On Wednesday, Obama, speaking publicly for the first time about his administration's portrayal of Fox News as illegitimate, said he's not "losing sleep" over the controversy.

"I think that what our advisers simply said is, is that we are going to take media as it comes," Obama said when asked about his advisers targeting the network openly. "And if media is operating, basically, as a talk radio format, then that's one thing. And if it's operating as a news outlet, then that's another. But it's not something I'm losing a lot of sleep over."

Obama's comments also came after he met Monday with political commentators Keith Olbermann, Rachel Maddow, Eugene Robinson, E.J. Dionne, Ron Brownstein, John Dickerson, Frank Rich, Jerry Seib, Maureen Dowd, Bob Herbert, Gloria Borger, and Gwen Ifill.

House Minority Leader John Boehner, R-Ohio, derided White House criticism of Fox News as "Chicago-style politics."

"The White House and congressional Democrats know that their liberal special interest agenda is unpopular," he said at a news conference. "And now they are following a familiar pattern: when you can't win an argument based on facts, launch vicious political attacks.

"This is Chicago-style politics' shutting out the American people and demonizing their opponents," Boehner said. "Democrats are writing the health care bill in secret, despite the president's promise to do it on C-Span.
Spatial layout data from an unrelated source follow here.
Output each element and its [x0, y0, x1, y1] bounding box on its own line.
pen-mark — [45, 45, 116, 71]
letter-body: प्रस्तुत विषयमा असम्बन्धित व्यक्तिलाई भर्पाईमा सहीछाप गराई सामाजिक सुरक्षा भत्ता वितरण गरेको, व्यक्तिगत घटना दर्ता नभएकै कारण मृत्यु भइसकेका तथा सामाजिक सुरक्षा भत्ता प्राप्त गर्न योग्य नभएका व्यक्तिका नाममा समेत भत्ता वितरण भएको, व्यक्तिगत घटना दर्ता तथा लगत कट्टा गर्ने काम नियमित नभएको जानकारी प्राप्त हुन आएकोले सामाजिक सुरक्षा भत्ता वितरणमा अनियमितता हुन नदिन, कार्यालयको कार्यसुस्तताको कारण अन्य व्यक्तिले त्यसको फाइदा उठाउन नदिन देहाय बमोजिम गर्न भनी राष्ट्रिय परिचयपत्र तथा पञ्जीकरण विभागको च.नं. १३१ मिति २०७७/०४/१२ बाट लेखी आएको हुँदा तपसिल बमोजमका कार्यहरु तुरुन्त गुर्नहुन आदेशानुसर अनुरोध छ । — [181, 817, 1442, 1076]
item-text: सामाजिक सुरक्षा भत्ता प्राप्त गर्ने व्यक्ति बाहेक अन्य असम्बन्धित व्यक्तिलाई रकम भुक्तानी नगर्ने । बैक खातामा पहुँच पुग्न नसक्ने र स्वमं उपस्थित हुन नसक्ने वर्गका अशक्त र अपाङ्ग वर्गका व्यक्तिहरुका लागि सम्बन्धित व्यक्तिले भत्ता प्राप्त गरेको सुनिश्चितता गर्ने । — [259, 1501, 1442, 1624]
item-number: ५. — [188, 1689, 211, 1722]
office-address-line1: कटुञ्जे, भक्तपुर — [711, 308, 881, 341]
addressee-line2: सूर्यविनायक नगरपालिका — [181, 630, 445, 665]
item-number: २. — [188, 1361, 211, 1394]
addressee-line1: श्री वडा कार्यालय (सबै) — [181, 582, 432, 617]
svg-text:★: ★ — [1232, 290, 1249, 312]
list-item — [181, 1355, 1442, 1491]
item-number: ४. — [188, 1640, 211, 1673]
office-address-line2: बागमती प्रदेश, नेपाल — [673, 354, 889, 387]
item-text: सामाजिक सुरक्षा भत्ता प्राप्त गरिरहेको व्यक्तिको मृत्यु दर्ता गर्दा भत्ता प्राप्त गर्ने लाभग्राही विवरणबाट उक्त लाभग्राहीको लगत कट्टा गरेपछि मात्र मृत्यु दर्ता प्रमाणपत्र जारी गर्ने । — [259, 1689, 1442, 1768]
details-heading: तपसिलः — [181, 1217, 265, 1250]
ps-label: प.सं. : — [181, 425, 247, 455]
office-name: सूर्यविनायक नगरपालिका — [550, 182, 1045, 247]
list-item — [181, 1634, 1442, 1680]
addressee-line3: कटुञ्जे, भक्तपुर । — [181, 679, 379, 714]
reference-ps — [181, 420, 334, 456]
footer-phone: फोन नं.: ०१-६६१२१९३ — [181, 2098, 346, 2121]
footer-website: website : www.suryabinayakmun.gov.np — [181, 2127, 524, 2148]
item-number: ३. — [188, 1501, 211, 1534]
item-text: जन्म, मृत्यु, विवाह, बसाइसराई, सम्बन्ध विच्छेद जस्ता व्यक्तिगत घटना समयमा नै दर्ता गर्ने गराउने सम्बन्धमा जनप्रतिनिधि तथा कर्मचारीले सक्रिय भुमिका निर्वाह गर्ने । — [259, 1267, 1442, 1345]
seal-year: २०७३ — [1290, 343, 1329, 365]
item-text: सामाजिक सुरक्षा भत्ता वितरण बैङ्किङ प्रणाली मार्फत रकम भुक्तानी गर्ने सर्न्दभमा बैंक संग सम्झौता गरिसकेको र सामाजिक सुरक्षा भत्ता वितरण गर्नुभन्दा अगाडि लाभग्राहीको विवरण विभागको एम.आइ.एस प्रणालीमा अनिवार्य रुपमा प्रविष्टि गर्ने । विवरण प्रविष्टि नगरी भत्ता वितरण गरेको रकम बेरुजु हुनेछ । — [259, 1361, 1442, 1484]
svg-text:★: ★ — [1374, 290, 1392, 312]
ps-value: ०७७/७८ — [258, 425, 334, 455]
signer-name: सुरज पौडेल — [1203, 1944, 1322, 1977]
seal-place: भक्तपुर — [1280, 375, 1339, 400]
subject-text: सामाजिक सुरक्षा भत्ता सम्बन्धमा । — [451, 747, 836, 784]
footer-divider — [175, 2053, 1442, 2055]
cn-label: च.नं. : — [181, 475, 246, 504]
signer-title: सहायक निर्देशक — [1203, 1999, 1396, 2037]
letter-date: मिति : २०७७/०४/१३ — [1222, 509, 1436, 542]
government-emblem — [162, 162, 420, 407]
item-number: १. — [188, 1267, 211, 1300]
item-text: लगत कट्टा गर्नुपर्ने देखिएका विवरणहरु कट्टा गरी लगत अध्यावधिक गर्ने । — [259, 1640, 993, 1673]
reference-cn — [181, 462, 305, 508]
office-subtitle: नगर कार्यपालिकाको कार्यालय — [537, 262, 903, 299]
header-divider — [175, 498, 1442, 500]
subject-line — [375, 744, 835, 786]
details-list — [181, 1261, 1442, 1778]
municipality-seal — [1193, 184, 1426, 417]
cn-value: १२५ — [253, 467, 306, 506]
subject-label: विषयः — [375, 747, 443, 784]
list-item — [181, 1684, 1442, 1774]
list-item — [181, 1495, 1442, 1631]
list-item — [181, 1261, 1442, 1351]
Instead, Democrats are targeting those who don't fall in line immediately -- like the U.S. Chamber of Commerce, doctors and Fox News. This administration promised to usher in an era of 'post-partisanship' in Washington, but what they are doing is flat-out despicable."

House Minority Whip Eric Cantor called the White House criticism "nothing more than a distraction."

"Under fire for its management of a wave of problems, the Obama administration has reached into its bag of tricks and pulled out a new bogeyman: Fox News," he said.

"This episode is about much more than just Fox News," he added. "Today the administration's target is Fox; tomorrow it could be someone else. The administration apparently feels entitled to receive friendly (or what it subjectively deems 'balanced') news coverage at a time when it is making monumental decisions that will have sweeping consequences for years to come.

"Its heavy-handed treatment of Fox is unseemly in a democracy that depends on the free flow of information," he said.